Waterstone's entrepreneurial life began when he started Waterstone's Booksellers in 1982 with £6,000 of redundancy money after he was fired from WH Smith.

“I wasn’t very happy at Smith’s and it’s quite right that they got rid of me. I niftily started Waterstones to my great pleasure,” Waterstone chuckles.

Subsequently, Waterstone sold the company to WH Smith for £47 million in 1993, which was also, he says, “a great pleasure”.

“Smith’s was the enemy we had all been aiming for at Waterstone’s. I mean enemy in a good humored sense. They were the opposition we were aiming at and there was a certain humor in that they rang up and said ‘we give up, here’s your share” says Waterstone.

In 1998 Waterstone bought the company back, with HMV, for 400 million.

“[We bought it for] hugely more, but the reason for that was they had put two other book groups into Waterstone’s by that point… they had added huge amounts of spores to it” explains Waterstone.

“I shared that for three years and then sold it three years later. I like the entrepreneurial life; I don’t particularly enjoy non-executive chairing of companies, which is what I was doing back then.”

As well as founding children’s store Daisy and Tom and building up businesses such as Chelsea Stores, Waterstone has written several books on entrepreneurship. His most recent Swimming Against the Stream, published last year, focuses on how businesses can succeed, and how they fail.

Waterstone explains that the entrepreneurial mindset requires an ability to handle high stress as well as make serious decisions under pressure.
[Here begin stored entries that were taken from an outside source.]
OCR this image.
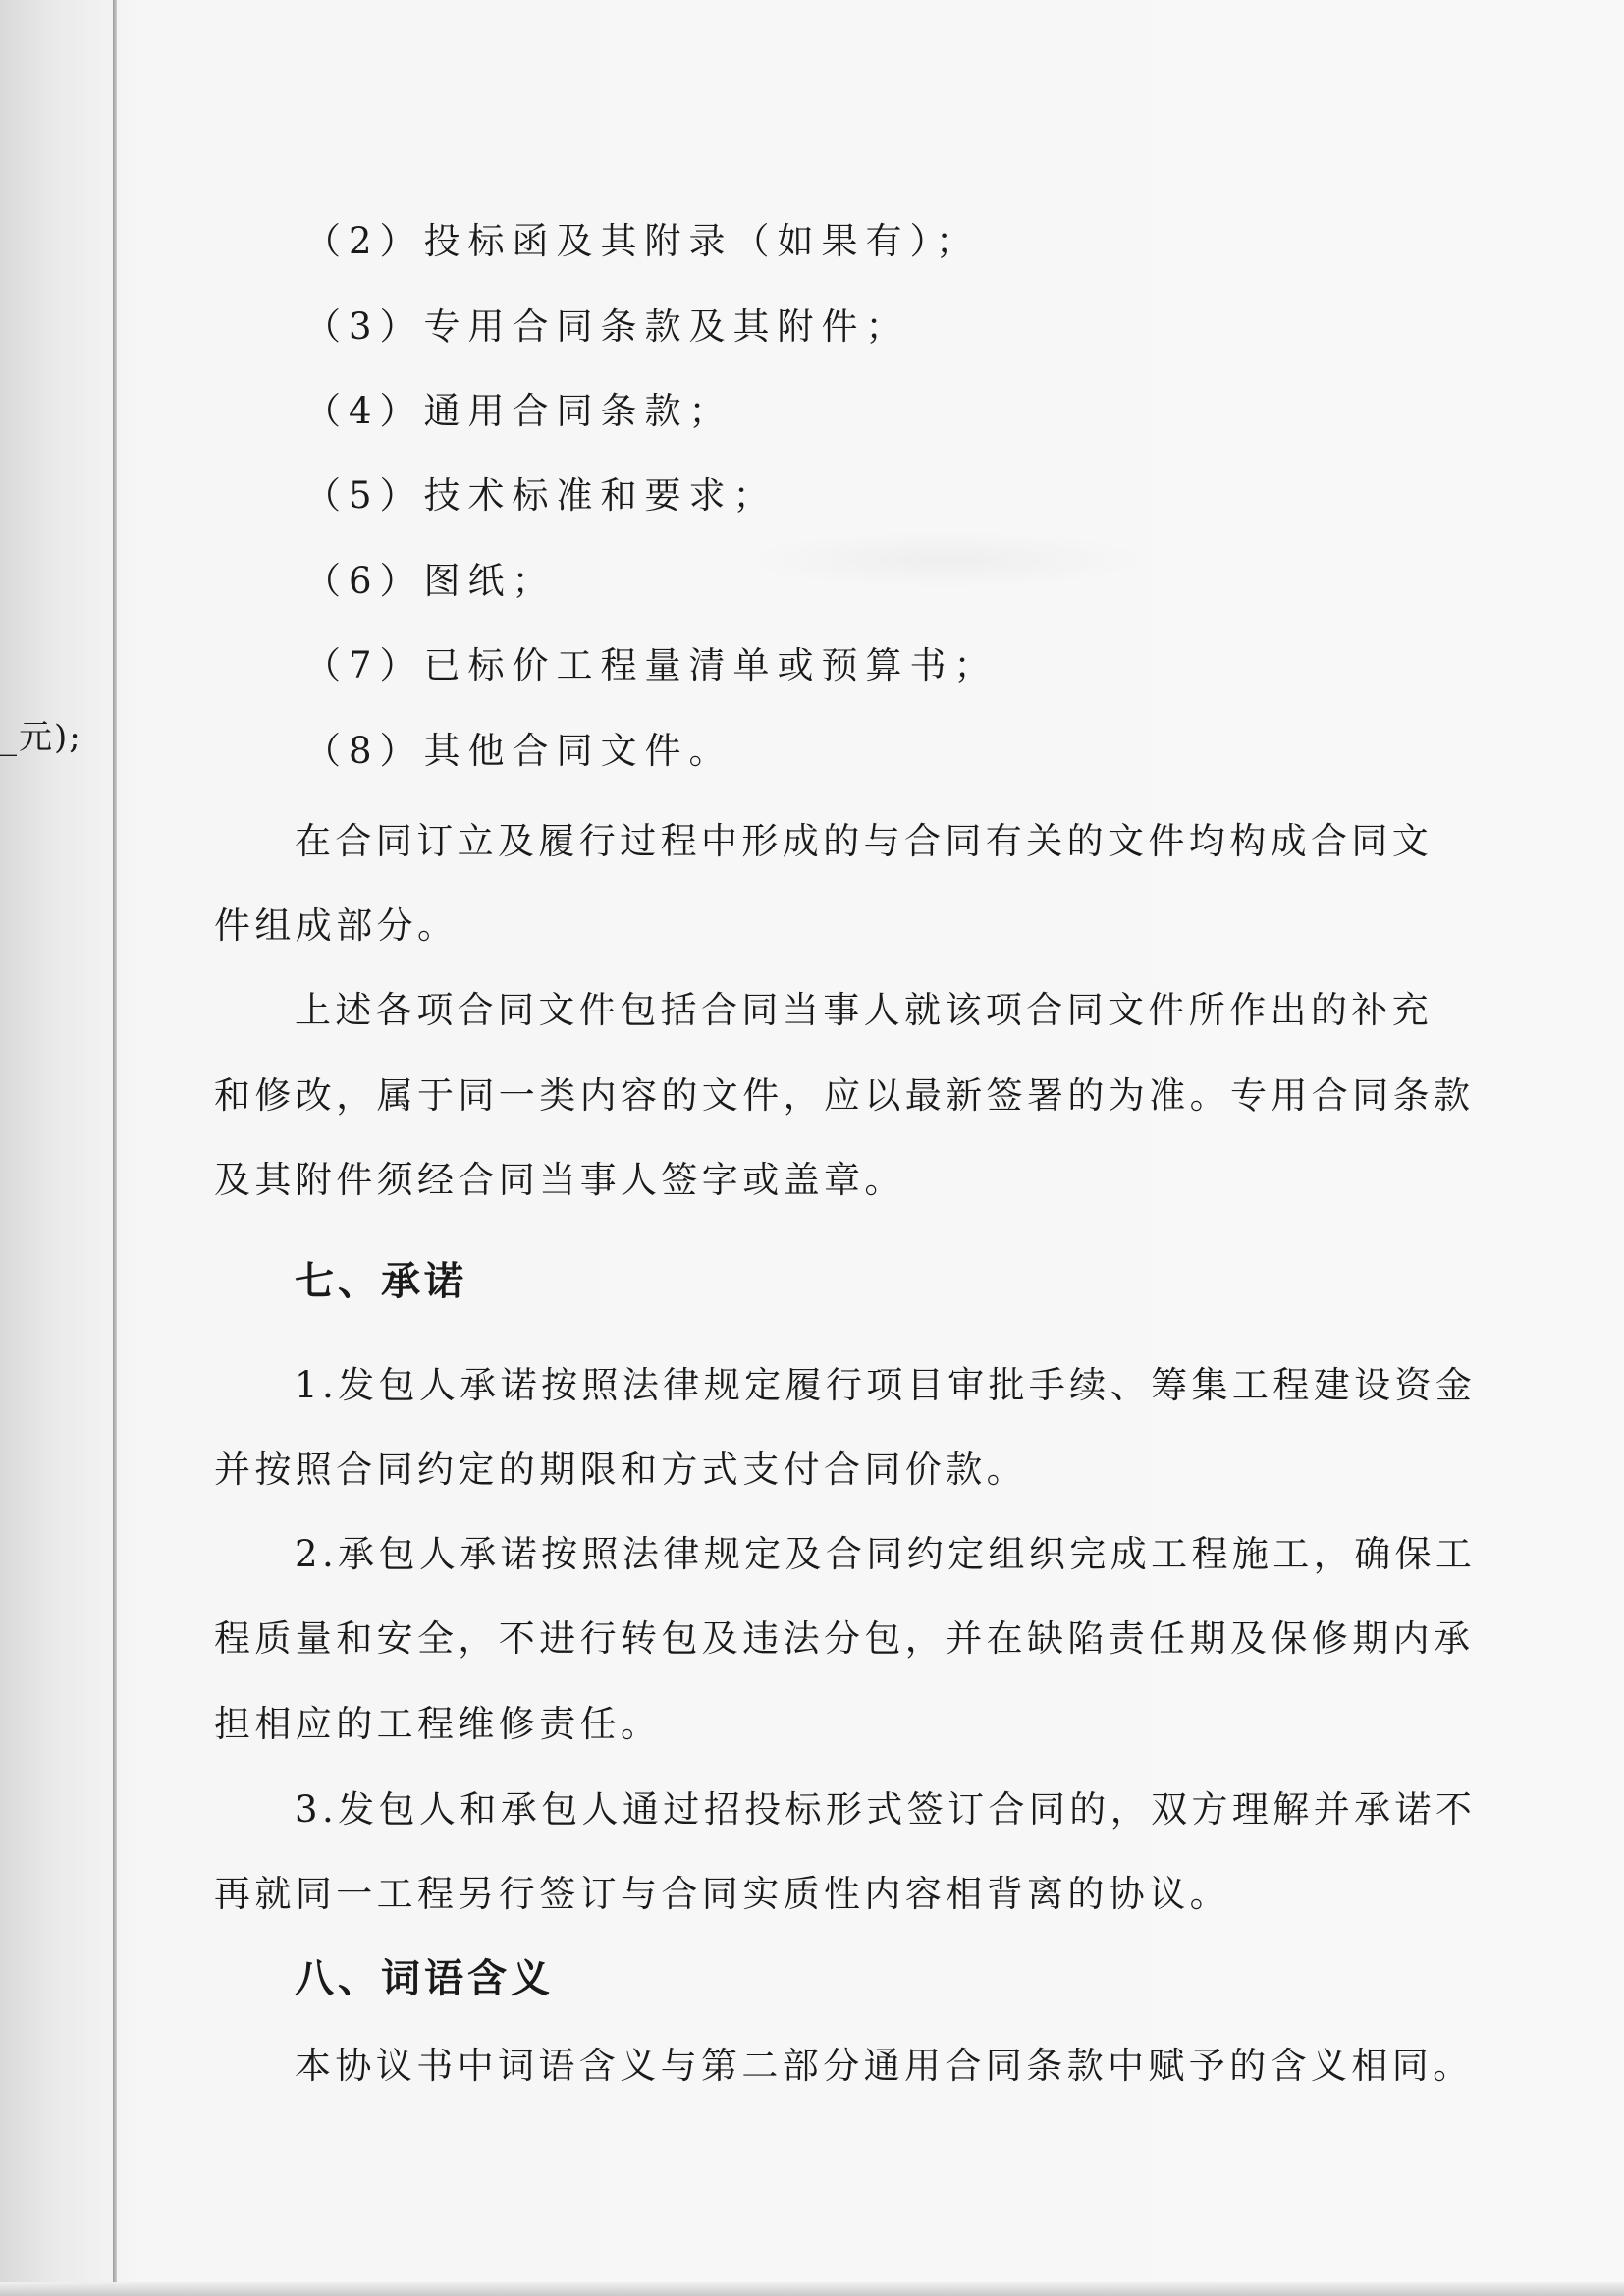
_元);
（2）投标函及其附录（如果有）；
（3）专用合同条款及其附件；
（4）通用合同条款；
（5）技术标准和要求；
（6）图纸；
（7）已标价工程量清单或预算书；
（8）其他合同文件。
在合同订立及履行过程中形成的与合同有关的文件均构成合同文
件组成部分。
上述各项合同文件包括合同当事人就该项合同文件所作出的补充
和修改，属于同一类内容的文件，应以最新签署的为准。专用合同条款
及其附件须经合同当事人签字或盖章。
七、承诺
1.发包人承诺按照法律规定履行项目审批手续、筹集工程建设资金
并按照合同约定的期限和方式支付合同价款。
2.承包人承诺按照法律规定及合同约定组织完成工程施工，确保工
程质量和安全，不进行转包及违法分包，并在缺陷责任期及保修期内承
担相应的工程维修责任。
3.发包人和承包人通过招投标形式签订合同的，双方理解并承诺不
再就同一工程另行签订与合同实质性内容相背离的协议。
八、词语含义
本协议书中词语含义与第二部分通用合同条款中赋予的含义相同。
Most importantly though, it is through an acute sense of ambition and a keen desire for risk.

“Most people shouldn’t be entrepreneurs and if you’re not naturally of that mindset than it’s just too dangerous. And you’ll hate it, you’ll hate the risk. Those who are natural, once you start entrepreneuring- if that’s a word- you can’t stop. Which is exactly what happened to me” says Waterstone.
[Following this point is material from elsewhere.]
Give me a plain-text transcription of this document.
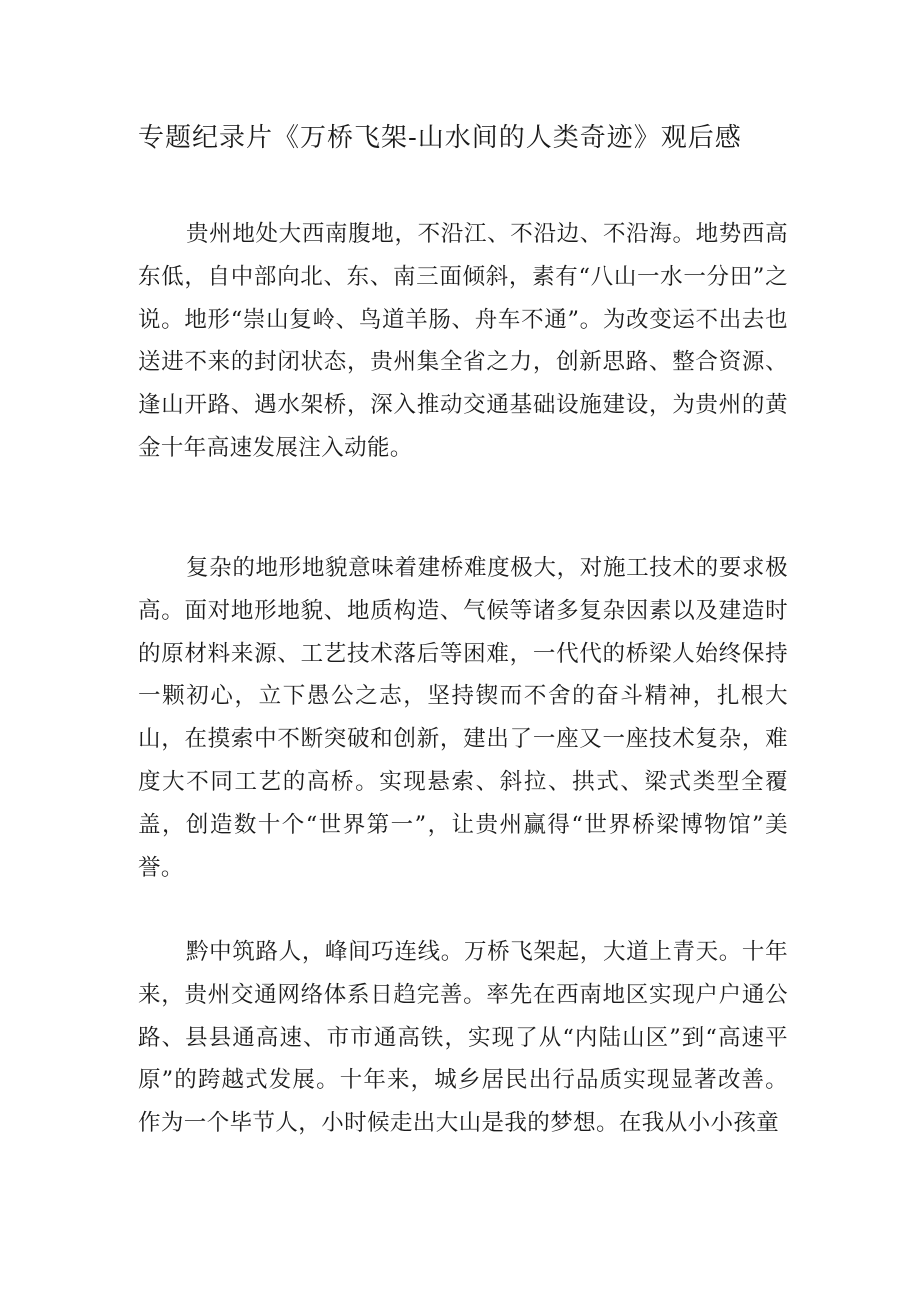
专题纪录片《万桥飞架-山水间的人类奇迹》观后感

贵州地处大西南腹地，不沿江、不沿边、不沿海。地势西高东低，自中部向北、东、南三面倾斜，素有“八山一水一分田”之说。地形“崇山复岭、鸟道羊肠、舟车不通”。为改变运不出去也送进不来的封闭状态，贵州集全省之力，创新思路、整合资源、逢山开路、遇水架桥，深入推动交通基础设施建设，为贵州的黄金十年高速发展注入动能。

复杂的地形地貌意味着建桥难度极大，对施工技术的要求极高。面对地形地貌、地质构造、气候等诸多复杂因素以及建造时的原材料来源、工艺技术落后等困难，一代代的桥梁人始终保持一颗初心，立下愚公之志，坚持锲而不舍的奋斗精神，扎根大山，在摸索中不断突破和创新，建出了一座又一座技术复杂，难度大不同工艺的高桥。实现悬索、斜拉、拱式、梁式类型全覆盖，创造数十个“世界第一”，让贵州赢得“世界桥梁博物馆”美誉。

黔中筑路人，峰间巧连线。万桥飞架起，大道上青天。十年来，贵州交通网络体系日趋完善。率先在西南地区实现户户通公路、县县通高速、市市通高铁，实现了从“内陆山区”到“高速平原”的跨越式发展。十年来，城乡居民出行品质实现显著改善。作为一个毕节人，小时候走出大山是我的梦想。在我从小小孩童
“I was working in corporations when I started Waterstones and I couldn’t imagine why I hadn’t worked for myself my entire life.”

Waterstone describes being fired from WH Smith as something of an awakening into the world of entrepreneurship.

Married three times with eight children, Waterstone explains an element of entrapment by being financially dependent on debt.

“I should’ve known anyway actually. I had so many children and so many wives and so many mortgages to pay that you get trapped in corporations through economic inertia” says Waterstone.

“But I was never, never happy and I was only happy when the act of firing me enabled me to say ‘well I’m never going to work for anybody again, I’m going to work for myself from now on.

“And that was an instantaneous source of happiness to me.”

Now Waterstone resides in London mentoring young companies, as well as giving public lectures on business.